Among the various stories, the author also recalls how the fishermen rounded off their meager earnings by fishing, with caliscendi, the female eels of Comacchio (in transit from the river Po and directed to lay their eggs at the Sargasso Sea in the Atlantic Ocean) , which during the journey were transformed into capitoni, sold during the Christmas period. “All this, unfortunately, has been over for years. The capitoni did not descend further south and the old caliscendi perched on the pier waited in vain for the step that had always represented the salvation of many fishing families ”, writes Ferrari.
The author also explains why women always wore black: "Whenever [their men went] out to sea, they weren't sure to go home."

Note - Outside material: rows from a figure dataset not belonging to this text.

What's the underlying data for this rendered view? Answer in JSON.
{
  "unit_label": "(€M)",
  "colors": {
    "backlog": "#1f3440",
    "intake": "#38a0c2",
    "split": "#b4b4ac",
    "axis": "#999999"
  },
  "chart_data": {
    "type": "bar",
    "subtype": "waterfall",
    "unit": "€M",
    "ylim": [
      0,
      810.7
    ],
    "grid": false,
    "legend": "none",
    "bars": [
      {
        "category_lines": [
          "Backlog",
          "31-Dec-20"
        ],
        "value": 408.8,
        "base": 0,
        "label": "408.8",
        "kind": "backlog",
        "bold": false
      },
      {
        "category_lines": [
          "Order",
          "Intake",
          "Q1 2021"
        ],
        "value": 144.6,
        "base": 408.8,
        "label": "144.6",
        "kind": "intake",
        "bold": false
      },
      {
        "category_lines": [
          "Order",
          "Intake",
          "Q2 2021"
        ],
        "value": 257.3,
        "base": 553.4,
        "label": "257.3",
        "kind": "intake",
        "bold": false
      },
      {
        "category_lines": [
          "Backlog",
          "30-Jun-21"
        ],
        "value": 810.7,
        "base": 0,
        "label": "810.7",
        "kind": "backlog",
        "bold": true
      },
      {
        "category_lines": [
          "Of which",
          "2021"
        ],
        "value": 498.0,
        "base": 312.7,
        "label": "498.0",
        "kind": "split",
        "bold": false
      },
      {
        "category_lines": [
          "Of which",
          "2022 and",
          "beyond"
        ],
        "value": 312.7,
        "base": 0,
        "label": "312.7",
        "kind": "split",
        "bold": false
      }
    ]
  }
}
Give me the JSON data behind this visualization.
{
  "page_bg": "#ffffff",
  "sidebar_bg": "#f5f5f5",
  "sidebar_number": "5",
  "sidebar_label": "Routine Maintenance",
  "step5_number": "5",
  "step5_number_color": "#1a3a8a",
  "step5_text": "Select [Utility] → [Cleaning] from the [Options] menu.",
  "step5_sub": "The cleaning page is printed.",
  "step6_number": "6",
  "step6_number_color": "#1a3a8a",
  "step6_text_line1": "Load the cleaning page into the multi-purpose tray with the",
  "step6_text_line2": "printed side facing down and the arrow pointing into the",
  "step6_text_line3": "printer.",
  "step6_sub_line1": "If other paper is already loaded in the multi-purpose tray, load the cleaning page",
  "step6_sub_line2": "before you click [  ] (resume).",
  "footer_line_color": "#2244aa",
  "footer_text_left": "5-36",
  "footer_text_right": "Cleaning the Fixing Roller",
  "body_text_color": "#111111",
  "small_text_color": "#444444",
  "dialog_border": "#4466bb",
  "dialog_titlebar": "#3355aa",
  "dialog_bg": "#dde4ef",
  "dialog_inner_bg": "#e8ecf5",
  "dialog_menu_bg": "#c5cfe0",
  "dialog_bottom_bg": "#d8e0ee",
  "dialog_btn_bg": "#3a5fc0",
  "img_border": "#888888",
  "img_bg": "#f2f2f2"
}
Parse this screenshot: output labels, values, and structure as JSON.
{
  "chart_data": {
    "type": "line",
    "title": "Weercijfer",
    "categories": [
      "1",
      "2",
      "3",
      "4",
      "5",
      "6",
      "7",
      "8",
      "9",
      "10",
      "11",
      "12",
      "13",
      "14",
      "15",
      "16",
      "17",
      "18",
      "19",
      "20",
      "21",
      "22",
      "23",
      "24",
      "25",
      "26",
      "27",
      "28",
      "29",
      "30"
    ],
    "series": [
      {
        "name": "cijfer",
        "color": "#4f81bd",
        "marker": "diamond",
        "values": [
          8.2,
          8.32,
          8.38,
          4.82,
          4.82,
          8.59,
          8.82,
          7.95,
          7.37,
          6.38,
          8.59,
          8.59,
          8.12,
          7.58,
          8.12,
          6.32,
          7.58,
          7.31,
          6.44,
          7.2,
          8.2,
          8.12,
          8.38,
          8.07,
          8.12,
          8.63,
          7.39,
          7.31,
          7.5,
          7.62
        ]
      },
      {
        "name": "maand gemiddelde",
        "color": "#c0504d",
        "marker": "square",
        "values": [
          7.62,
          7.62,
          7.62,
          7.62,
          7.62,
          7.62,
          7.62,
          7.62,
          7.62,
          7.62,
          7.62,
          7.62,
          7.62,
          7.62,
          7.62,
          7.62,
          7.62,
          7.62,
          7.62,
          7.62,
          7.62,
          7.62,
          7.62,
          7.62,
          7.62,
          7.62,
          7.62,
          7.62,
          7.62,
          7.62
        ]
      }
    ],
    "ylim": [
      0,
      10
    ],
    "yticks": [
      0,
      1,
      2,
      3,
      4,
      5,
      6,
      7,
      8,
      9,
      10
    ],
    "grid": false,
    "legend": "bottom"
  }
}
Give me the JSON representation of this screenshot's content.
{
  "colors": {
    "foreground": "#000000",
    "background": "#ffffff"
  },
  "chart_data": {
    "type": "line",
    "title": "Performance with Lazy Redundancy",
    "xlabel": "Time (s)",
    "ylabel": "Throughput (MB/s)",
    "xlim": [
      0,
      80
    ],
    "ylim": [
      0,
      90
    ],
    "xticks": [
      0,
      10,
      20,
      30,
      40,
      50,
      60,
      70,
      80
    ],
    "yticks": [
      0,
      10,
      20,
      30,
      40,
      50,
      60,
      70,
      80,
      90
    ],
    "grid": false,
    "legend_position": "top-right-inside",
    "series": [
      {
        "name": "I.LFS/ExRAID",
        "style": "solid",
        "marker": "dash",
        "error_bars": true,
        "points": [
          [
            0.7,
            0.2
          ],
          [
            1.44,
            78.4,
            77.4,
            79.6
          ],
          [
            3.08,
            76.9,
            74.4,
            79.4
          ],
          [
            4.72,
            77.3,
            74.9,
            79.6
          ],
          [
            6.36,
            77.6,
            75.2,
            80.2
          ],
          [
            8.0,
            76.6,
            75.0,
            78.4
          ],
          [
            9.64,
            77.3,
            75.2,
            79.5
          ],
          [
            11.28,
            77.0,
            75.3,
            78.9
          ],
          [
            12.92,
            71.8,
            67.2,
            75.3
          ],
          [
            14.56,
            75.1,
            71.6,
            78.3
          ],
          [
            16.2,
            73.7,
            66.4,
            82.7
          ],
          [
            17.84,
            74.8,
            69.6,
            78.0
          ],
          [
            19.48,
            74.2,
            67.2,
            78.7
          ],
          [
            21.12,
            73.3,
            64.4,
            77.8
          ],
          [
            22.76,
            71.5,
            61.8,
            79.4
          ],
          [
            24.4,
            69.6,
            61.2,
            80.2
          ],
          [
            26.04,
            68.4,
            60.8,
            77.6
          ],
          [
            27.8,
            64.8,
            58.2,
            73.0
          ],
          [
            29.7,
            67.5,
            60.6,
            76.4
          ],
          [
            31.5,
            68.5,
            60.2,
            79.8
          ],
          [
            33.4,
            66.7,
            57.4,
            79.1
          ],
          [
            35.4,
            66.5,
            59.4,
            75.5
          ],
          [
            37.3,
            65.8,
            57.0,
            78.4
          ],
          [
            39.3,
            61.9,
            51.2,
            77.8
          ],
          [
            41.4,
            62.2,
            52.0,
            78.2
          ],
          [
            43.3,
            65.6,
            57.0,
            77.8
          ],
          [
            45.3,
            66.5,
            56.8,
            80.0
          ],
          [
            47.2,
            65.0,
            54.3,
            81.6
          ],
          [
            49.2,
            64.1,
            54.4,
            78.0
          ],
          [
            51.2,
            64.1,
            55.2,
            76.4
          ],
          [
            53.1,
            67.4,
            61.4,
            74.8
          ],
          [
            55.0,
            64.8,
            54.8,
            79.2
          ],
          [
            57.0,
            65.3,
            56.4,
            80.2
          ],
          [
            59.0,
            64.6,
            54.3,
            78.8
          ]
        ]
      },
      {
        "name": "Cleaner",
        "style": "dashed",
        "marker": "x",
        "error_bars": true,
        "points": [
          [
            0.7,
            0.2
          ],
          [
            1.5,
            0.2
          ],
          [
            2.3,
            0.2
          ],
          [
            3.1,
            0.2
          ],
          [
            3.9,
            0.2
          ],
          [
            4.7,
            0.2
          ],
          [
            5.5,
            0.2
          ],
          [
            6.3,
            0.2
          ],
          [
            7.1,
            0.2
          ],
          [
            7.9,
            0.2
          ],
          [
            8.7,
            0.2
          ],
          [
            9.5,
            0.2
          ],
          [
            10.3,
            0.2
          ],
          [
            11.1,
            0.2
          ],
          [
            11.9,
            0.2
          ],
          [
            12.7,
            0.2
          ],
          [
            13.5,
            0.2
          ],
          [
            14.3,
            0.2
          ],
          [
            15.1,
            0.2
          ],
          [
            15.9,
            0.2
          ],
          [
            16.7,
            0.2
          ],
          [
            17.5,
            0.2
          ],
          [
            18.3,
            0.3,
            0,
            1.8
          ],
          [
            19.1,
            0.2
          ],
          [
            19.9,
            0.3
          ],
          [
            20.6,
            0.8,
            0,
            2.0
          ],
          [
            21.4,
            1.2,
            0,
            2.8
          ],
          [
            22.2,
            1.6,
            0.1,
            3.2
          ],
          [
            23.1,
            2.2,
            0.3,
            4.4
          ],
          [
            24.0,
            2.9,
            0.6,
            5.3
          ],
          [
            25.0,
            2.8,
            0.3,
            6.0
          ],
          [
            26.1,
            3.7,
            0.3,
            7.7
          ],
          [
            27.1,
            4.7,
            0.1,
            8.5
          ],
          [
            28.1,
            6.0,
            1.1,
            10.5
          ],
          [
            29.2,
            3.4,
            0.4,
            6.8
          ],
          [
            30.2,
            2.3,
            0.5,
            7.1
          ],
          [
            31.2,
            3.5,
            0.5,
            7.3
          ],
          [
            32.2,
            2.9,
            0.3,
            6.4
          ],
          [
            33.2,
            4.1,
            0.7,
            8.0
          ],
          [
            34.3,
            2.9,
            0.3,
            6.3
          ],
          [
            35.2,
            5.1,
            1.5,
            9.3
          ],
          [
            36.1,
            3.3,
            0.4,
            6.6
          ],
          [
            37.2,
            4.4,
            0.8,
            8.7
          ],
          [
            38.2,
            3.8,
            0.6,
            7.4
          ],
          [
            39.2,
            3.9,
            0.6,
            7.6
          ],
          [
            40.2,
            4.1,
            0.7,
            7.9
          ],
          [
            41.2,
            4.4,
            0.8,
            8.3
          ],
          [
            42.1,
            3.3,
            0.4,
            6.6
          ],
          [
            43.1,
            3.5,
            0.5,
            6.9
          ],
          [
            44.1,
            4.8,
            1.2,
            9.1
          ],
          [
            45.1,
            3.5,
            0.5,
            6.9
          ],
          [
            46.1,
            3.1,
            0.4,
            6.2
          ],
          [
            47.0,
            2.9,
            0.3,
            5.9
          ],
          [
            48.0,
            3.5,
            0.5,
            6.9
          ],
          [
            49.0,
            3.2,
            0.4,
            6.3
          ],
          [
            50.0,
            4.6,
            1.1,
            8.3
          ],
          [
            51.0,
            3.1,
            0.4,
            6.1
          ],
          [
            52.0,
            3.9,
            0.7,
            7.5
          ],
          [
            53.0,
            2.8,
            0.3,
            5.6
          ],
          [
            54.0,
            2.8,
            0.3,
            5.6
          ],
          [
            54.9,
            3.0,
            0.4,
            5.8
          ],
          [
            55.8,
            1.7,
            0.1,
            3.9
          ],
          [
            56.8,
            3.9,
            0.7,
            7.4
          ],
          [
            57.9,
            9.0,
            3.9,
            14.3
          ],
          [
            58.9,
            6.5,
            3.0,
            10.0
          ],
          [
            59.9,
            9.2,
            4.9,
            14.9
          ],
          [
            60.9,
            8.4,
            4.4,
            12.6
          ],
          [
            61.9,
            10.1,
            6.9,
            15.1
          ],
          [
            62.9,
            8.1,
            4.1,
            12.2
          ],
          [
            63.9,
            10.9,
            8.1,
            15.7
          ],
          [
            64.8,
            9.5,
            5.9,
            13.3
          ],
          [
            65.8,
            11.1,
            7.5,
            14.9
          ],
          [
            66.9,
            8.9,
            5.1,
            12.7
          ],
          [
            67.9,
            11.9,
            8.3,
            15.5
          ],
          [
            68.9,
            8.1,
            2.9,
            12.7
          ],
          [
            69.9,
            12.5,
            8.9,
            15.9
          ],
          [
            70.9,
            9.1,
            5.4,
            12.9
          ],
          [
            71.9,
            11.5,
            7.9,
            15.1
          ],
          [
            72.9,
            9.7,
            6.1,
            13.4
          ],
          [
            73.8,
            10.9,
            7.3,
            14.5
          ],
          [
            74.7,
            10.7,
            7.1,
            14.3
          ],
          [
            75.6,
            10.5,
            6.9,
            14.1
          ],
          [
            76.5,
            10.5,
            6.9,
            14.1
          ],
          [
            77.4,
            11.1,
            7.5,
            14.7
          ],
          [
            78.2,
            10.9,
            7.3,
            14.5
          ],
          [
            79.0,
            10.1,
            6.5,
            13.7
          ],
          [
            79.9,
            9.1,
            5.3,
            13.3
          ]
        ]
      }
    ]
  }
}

The lawyer then points out that the memories are also pleasant and "still accompany me when I sail [with the sailboat] to Croatia, Greece and everywhere in the Mediterranean".
A final note concerns the cover which, the author explains, “represents an old torn photo that slowly sinks into a clear sea… symbolizes the invisible thread that keeps us all connected with the memory of those who preceded us. Roberto [one of the characters in the book] says that his father Flaviano, a poor sailor who worked hard to support his family and also worked on Sundays, found time to build a special toy for his children. Two wooden boats colored like hands, with sails and he and his brother played with them on the beach envied by the other children, while Flaviano watched them and dreamed that one day they would become owners of a real hand. Poor men who lived a hard and dangerous life, unknown and forgotten, but their feelings are always alive and eternal because they participate in the essence of human nature ”.